The most horrifying news story I’ve read this spring wasn’t about terrorism or war but about a hormone called leptin, known for its role in regulating appetite and metabolism. Since its discovery in 1994, leptin has become the holy grail of anti-obesity crusaders, a miraculous substance that could suppress appetite at the source: in the brain. In this society, anything’s better than being fat.
Leptin’s superhero status was enhanced last year when a study in the American Journal of Physiology showed that infant rats who were fed lots of leptin never got fat or developed diabetes, no matter how much fat they ate. The idea, explained one of the study’s researchers, was to change the way the body uses and stores energy. In utero and/or early exposure to leptin apparently makes the body metabolically inefficient—not just for a little while but for good.
This finding made leptin the A-bomb of the War on Fat, at least according to a group of researchers at the University of Buckingham. They’re developing a line of baby foods and formula laced with leptin. The goal: to make children thin for life.
Before you start cheering, remember fen-phen, the miracle drug that was supposed to make people thin? It damaged their hearts, and has inspired thousands of lawsuits, many still ongoing 10 years later.
Remember thalidomide?
Even if leptin-laced formula does what it’s supposed to, even if there are no immediate negative side effects, it’s still a worrisome proposition. The nifty little feedback loop we call metabolism serves us well. Human beings are designed to get hungry and eat. It’s a matter of survival.
Witness what happens when the link between appetite and behavior weakens or breaks. My husband and I watched our 14-year-old daughter nearly starve to death after developing anorexia. For two long years, she never felt hungry. She was hungry, of course; many of the behaviors associated with the illness—obsession with cooking, cutting food into tiny bites, pouring mustard on everything—proclaimed this appetite, despite the fact that she herself didn’t feel hunger pangs. But the connection between her brain and her body had been disrupted by the illness.
For my daughter, recovery from anorexia meant gaining quite a bit of weight. What if she’d been a leptin baby, her metabolism engineered to make weight gain difficult or impossible? No matter how many calories a day we fed her, she might not have survived. Some researchers believe that breakdowns in leptin regulation and processing might be part of what causes anorexia in the first place. Certainly an important step in my daughter’s recovery has been learning to recognize feelings of hunger and fullness again—feelings she would never have access to, if the Birmingham researchers have their way.
As a recent UCLA study showed, 98 percent of diets fail, causing a rebound effect that winds up making people fatter. Ditto the no-fat craze of the 1980s, which may well have something to do with the current rise in obesity.
No matter how well-intentioned, our attempts to micro-manage our metabolisms usually cause more harm than good.

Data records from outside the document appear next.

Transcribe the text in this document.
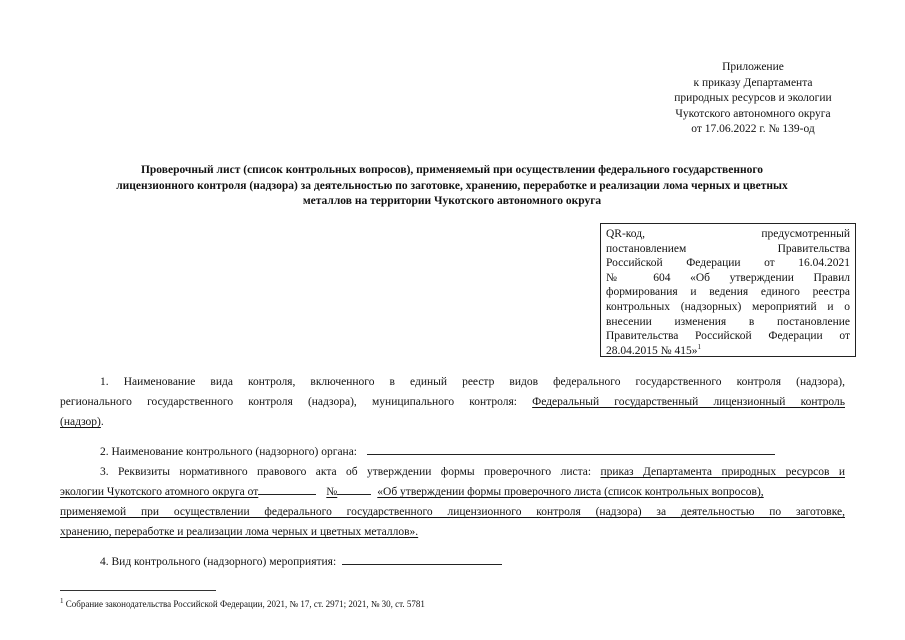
Приложение
к приказу Департамента
природных ресурсов и экологии
Чукотского автономного округа
от 17.06.2022 г. № 139-од
Проверочный лист (список контрольных вопросов), применяемый при осуществлении федерального государственного
лицензионного контроля (надзора) за деятельностью по заготовке, хранению, переработке и реализации лома черных и цветных
металлов на территории Чукотского автономного округа
QR-код, предусмотренный
постановлением Правительства
Российской Федерации от 16.04.2021
№ 604 «Об утверждении Правил
формирования и ведения единого реестра
контрольных (надзорных) мероприятий и о
внесении изменения в постановление
Правительства Российской Федерации от
28.04.2015 № 415»$^1$
1. Наименование вида контроля, включенного в единый реестр видов федерального государственного контроля (надзора),
регионального государственного контроля (надзора), муниципального контроля: Федеральный государственный лицензионный контроль
(надзор).
2. Наименование контрольного (надзорного) органа:
3. Реквизиты нормативного правового акта об утверждении формы проверочного листа: приказ Департамента природных ресурсов и
экологии Чукотского атомного округа от	№	«Об утверждении формы проверочного листа (список контрольных вопросов),
применяемой при осуществлении федерального государственного лицензионного контроля (надзора) за деятельностью по заготовке,
хранению, переработке и реализации лома черных и цветных металлов».
4. Вид контрольного (надзорного) мероприятия:
$^1$ Собрание законодательства Российской Федерации, 2021, № 17, ст. 2971; 2021, № 30, ст. 5781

Better to teach kids to eat when they’re hungry and stop when they’re full, and to accept the fact that humans come in different shapes and sizes, than to mess up the next generation’s neurochemistry in the name of thinness.
6 comments:
You are so right. Society will regret this hysteria, eventually, but how many will suffer meanwhile? It is so sad.
It's such treacherous territory they are treading on. Research is so important yet how it's used, whom gets to be the guinea pig, and why, are all questions we need to ask of them.
As I said before, I was almost the victim of being on an infant diet plan and if I didn't learn to use my big baby voice to oppose it I might have been an entirely different person.
We need to advocate for ALL sized humans soon and make a stand. Focus needs to be on what we want, rather than on what we don't want. I know that baby me wanted food with fat in it! NOT A DIET! I still feel this way.
I'm with you.
Only thing is, it's very difficult to teach kids to stop eating when full, if they are surrounded by food and food cues all day long -- school cafeterias that stock more snacks than healthy foods; classroom birthday cupcakes; the ice cream truck parked in the lot when school lets out; celebratory snacks after the soccer/baseball/lacrosse game; parties, restaurant meals, bagel runs; food advertising on TV, radio, billboards, pop-ups, banners, sport events....we can't get away from food if we try, and while I don't advocate drastically limiting food choices and exposure, how can we teach kids to tune in to that inner fullness voice, when it is constantly and deafeningly out-decibeled? Wish I knew.
Wish I knew, too. I think we could start by outlawing food ads during kids' programming. Come to think of it, we could outlaw all ads. And then we could get single-payer health care. Or we could just all move to Scandinavia. :-)
I'm glad that someone remembers the thalidomide issue. Sometimes, we're just not supposed to mess with nature.
Yeah--it's just a question of how to tell the difference between when it's OK and when it's not.
I've come to believe anything that tries to legislate body size or shape is just plain pointless and wrong. But I sure do appreciate the fact that my younger daughter is on antidepressants, and is a very different kid on them than she would be without them.